Blood cobalt levels, device type may predict metal-on-metal hip failure
Langton D. BMJ Open. 2014;doi:10.1136/ bmjopen-2012-001541
January 31, 2014
“The results suggest that elevated blood meta ion concentrations are associated with early failure of [metal-on-metal] MoM devices secondary to adverse reactions to metal debris,” David J. Langton, MRCS, abd colleagues wrote in a recently published study.
Researchers performed a retrospective analysis of 299 resurfacings in 278 patients who had Articular Surface Replacement ([ASR] DePuy, Leeds, UK) and Birmingham Hip Resurfacing ([BHR] Smith & Nephew, Warwick, UK). The patients reported complications possibly related to metal wear debris and had “slight/occasional pain.” Harris Hip Scores were 95 or greater at the time of venesection. The researchers instituted a blood metal ion screening protocol, ultrasound scanning and joint aspiration to determine the blood cobalt concentration.

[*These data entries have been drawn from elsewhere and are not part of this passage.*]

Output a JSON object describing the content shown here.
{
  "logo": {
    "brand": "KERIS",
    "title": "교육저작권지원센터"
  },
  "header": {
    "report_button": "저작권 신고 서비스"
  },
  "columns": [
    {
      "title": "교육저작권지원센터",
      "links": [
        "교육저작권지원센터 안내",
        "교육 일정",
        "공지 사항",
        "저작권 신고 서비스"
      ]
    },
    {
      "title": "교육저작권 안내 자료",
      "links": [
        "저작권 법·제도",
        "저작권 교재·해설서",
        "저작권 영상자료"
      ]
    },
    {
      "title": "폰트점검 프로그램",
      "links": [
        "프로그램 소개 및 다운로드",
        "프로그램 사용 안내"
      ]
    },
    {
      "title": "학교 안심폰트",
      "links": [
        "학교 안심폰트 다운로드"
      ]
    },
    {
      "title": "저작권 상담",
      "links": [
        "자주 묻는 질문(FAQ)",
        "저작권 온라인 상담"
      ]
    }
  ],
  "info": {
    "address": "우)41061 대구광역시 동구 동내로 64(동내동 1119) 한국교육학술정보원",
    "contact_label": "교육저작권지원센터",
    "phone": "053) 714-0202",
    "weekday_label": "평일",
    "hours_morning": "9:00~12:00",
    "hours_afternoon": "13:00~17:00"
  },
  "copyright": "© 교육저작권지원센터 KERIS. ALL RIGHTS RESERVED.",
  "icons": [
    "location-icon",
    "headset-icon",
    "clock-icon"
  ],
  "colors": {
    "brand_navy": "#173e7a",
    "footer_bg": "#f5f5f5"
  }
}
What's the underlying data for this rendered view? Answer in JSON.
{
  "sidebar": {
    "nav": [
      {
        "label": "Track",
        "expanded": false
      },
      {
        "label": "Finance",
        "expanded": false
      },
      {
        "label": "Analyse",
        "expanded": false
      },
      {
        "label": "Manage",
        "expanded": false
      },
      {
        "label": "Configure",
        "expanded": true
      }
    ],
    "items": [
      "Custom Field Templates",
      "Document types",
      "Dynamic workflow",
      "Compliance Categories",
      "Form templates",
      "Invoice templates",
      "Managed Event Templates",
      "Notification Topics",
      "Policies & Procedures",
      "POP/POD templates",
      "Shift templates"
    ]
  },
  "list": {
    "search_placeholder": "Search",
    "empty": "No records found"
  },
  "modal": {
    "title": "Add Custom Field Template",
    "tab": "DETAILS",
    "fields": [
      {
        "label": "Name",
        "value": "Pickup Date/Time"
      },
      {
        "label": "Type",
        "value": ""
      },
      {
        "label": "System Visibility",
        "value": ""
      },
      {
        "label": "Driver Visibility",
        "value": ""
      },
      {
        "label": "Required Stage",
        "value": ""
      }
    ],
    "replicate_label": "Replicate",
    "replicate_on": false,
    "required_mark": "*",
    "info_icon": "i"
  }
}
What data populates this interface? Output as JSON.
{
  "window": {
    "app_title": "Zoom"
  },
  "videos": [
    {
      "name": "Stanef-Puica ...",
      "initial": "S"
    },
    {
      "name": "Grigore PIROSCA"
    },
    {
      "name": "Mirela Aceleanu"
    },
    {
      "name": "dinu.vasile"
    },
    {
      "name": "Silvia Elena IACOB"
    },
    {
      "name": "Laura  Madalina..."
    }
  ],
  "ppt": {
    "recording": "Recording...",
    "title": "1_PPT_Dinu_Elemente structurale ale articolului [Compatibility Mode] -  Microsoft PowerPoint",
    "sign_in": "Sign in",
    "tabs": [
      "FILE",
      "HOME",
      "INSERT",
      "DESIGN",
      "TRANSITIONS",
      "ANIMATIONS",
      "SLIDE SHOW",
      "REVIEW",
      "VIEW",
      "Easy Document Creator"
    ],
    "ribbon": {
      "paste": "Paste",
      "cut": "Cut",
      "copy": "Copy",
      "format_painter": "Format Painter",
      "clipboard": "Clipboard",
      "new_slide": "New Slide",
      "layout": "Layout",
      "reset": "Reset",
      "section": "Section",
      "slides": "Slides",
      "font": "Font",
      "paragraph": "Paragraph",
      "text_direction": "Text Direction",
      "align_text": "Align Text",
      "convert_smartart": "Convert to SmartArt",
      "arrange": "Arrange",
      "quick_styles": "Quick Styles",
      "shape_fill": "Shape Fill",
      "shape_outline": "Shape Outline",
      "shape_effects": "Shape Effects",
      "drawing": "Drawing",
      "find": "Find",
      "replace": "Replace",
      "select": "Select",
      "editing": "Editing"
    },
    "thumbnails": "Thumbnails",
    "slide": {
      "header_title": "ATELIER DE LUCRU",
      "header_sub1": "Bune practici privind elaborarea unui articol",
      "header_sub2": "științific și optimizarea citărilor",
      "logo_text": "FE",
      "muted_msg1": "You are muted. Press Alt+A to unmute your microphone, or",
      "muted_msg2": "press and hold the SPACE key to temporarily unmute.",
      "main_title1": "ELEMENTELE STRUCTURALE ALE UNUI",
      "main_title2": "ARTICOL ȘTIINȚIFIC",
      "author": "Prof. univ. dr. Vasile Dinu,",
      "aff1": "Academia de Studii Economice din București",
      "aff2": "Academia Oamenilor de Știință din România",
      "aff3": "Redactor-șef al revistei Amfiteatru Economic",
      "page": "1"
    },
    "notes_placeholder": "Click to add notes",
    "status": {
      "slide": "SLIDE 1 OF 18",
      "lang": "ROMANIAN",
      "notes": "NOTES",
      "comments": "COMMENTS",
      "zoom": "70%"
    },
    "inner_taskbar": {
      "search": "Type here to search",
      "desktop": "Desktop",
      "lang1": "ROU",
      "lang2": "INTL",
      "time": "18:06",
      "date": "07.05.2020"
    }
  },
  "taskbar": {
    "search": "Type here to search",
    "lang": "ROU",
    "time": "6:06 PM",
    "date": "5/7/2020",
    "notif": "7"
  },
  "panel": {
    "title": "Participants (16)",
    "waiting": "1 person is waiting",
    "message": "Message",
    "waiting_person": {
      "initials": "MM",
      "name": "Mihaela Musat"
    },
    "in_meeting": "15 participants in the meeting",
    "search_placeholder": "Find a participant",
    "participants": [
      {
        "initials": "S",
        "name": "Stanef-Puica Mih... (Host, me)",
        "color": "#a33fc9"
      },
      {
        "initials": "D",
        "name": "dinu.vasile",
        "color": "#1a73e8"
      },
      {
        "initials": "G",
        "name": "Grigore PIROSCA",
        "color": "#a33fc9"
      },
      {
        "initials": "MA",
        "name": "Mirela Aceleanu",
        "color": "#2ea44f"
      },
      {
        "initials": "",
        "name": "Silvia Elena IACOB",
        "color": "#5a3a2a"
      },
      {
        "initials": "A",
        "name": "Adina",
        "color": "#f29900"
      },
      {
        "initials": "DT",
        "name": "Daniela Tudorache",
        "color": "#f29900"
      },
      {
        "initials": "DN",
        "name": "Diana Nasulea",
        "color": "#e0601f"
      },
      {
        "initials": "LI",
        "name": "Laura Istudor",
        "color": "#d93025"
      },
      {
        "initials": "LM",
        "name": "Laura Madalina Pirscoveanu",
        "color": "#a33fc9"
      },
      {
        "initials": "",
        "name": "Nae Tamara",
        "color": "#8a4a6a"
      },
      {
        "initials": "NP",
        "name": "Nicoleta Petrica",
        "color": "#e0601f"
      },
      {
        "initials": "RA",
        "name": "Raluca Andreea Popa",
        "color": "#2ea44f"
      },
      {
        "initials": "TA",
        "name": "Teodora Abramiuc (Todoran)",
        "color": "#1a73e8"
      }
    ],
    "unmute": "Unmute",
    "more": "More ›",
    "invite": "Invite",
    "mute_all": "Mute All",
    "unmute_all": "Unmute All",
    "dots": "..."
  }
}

Follow up was annual unless symptoms dictated otherwise. Mean postoperative follow-up was 70 months and the mean follow-up post-venesection was 36 months.
Langton and colleagues found blood cobalt concentration and device to be significant risk factors for failure of the hip joint. They found females with high cobalt blood concentration and an ASR device had the highest failure risk. Patients with the BHR device had an 89% reduced risk of revision.
“Cobalt concentrations greater than 20 μg/L are frequently associated with metal staining of tissues and the development of osteolysis,” researchers wrote. “Development of soft tissue damage appears to be more complex with females and patients with ASR devices seemingly more at risk when exposed to equivalent doses of metal debris.” – by Christian Ingram
Disclosure: Langton is an unpaid consultant for Wright Medical and has been reimbursed for individual talks for DePuy and Finsbury. Multiple coauthors are expert witnesses in ongoing litigation regarding MoM hip joints and/or have received reimbursement for travel to educational meetings by Smith & Nephew, Zimmer, DePuy and Wright Medical. One coauthor has received reimbursement for DePuy educational sessions.